E tutto ciò era dilaniante.

***

Marika si catapultò fuori dal taxi dentro l'ospedale alle otto e dieci, trafelata e col fiato corto di chi ha corso: aveva raccolto i capelli in uno chignon frettoloso, che si era già rovinato, il cappotto bianco era aperto e lasciava vedere il maglione blu rovinato dal tempo.

Si informò su dove si trovasse Thomas Black, quindi si affrettò verso la terapia intensiva attraverso la hall semivuota e gelida.

Era quello il suo ambiente di lavoro, ma di certo non era anche quello in cui sperava di incontrare Vincent e Jonathan. Non erano passati che pochi giorni da quando aveva accettato di incontrare Vincent in quel bar, e allora le era sembrato più sicuro di sé rispetto al giorno delle rivelazioni sul virus H.

"Adesso!" pensava "Proprio adesso doveva succedere!"

Trovò Jonathan all'entrata del reparto, fermo alla macchinetta del caffè con lo sguardo perso e in mano una tazzina bianca. Sembrava una statua di sale, troppo stanco persino per accorgersi che la sua bevanda si era raffreddata.

«Jonathan!» lo chiamò, attirando la sua attenzione.

L'uomo sobbalzò, rendendosi conto che era fermo lì da troppo tempo, a specchiarsi sul pavimento pulitissimo «Ah, Marika... grazie di essere venuta.»

La bruna gli si accostò e lo abbracciò come si fa tra amici, volendolo confortare, Jonathan però non fu in grado di ricambiare e per poco non le versò il caffè addosso.

«Come state?» chiese con apprensione lei, soffermandosi a studiare le condizioni dell'uomo: sembrava stare così male, con gli occhi rossi di chi ha pianto e le guance pallide. Chissà che nottata infernale avevano passato i fratelli.

L'altro scrollò le spalle e biascicò «Come dovremmo stare? Non ci hanno ancora detto niente, solo che è instabile ma non in pericolo di vita.»

Che domanda stupida aveva fatto. Marika si morse il labbro, arrabbiata con se stessa. Strascicò il piede destro per terra ed abbassò la testa, tentata di chiedere scusa, ma sarebbe sembrato fuori luogo: Jonathan le aveva telefonato per un motivo, e lei sapeva già qual era.

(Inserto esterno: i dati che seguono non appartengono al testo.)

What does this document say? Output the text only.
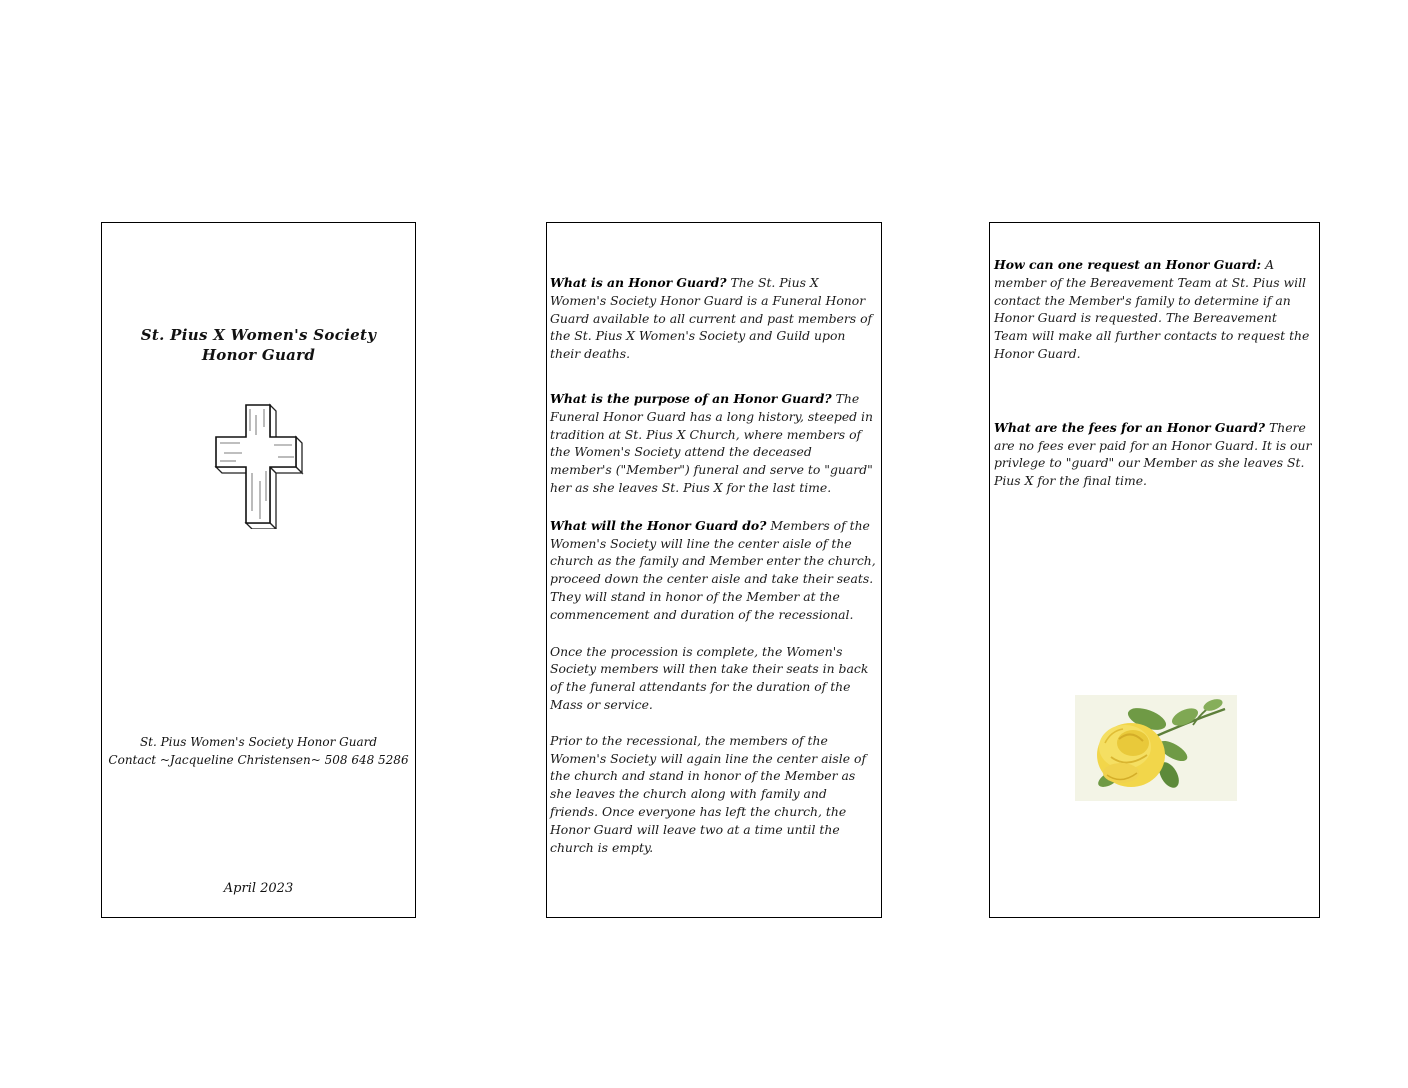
St. Pius X Women's Society
Honor Guard
St. Pius Women's Society Honor Guard
Contact ~Jacqueline Christensen~ 508 648 5286
April 2023

What is an Honor Guard? The St. Pius X Women's Society Honor Guard is a Funeral Honor Guard available to all current and past members of the St. Pius X Women's Society and Guild upon their deaths.

What is the purpose of an Honor Guard? The Funeral Honor Guard has a long history, steeped in tradition at St. Pius X Church, where members of the Women's Society attend the deceased member's ("Member") funeral and serve to "guard" her as she leaves St. Pius X for the last time.

What will the Honor Guard do? Members of the Women's Society will line the center aisle of the church as the family and Member enter the church, proceed down the center aisle and take their seats. They will stand in honor of the Member at the commencement and duration of the recessional.

Once the procession is complete, the Women's Society members will then take their seats in back of the funeral attendants for the duration of the Mass or service.

Prior to the recessional, the members of the Women's Society will again line the center aisle of the church and stand in honor of the Member as she leaves the church along with family and friends. Once everyone has left the church, the Honor Guard will leave two at a time until the church is empty.

How can one request an Honor Guard: A member of the Bereavement Team at St. Pius will contact the Member's family to determine if an Honor Guard is requested. The Bereavement Team will make all further contacts to request the Honor Guard.

What are the fees for an Honor Guard? There are no fees ever paid for an Honor Guard. It is our privlege to "guard" our Member as she leaves St. Pius X for the final time.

«Vincent dov'è?» domandò, e all'istante il volto dell'uomo si rabbuiò.

Le fece un cenno col capo, indicando l'angolo a circa tre metri da loro: una svolta a destra l'avrebbe velocemente condotta da Vincent. Marika gli raccomandò di riposarsi e non strafare col caffè, quindi si avviò a passo lesto.

Quando trovò il ragazzo, si sentì invadere il petto da un profondo moto di pena.

Vincent stava seduto su una sedia tra decine, vicina al finestrone da cui si poteva vedere il cortile interno e il temporale che incombeva, era raggomitolato su se stesso, con la testa abbandonata di lato e le spalle curve. Sembrava potersi addormentare da un momento all'altro, impressione rafforzata dalle pesanti occhiaie che gli oscuravano il viso pallido e smunto: era l'ombra del Vincent del bar, esattamente come Marika temeva.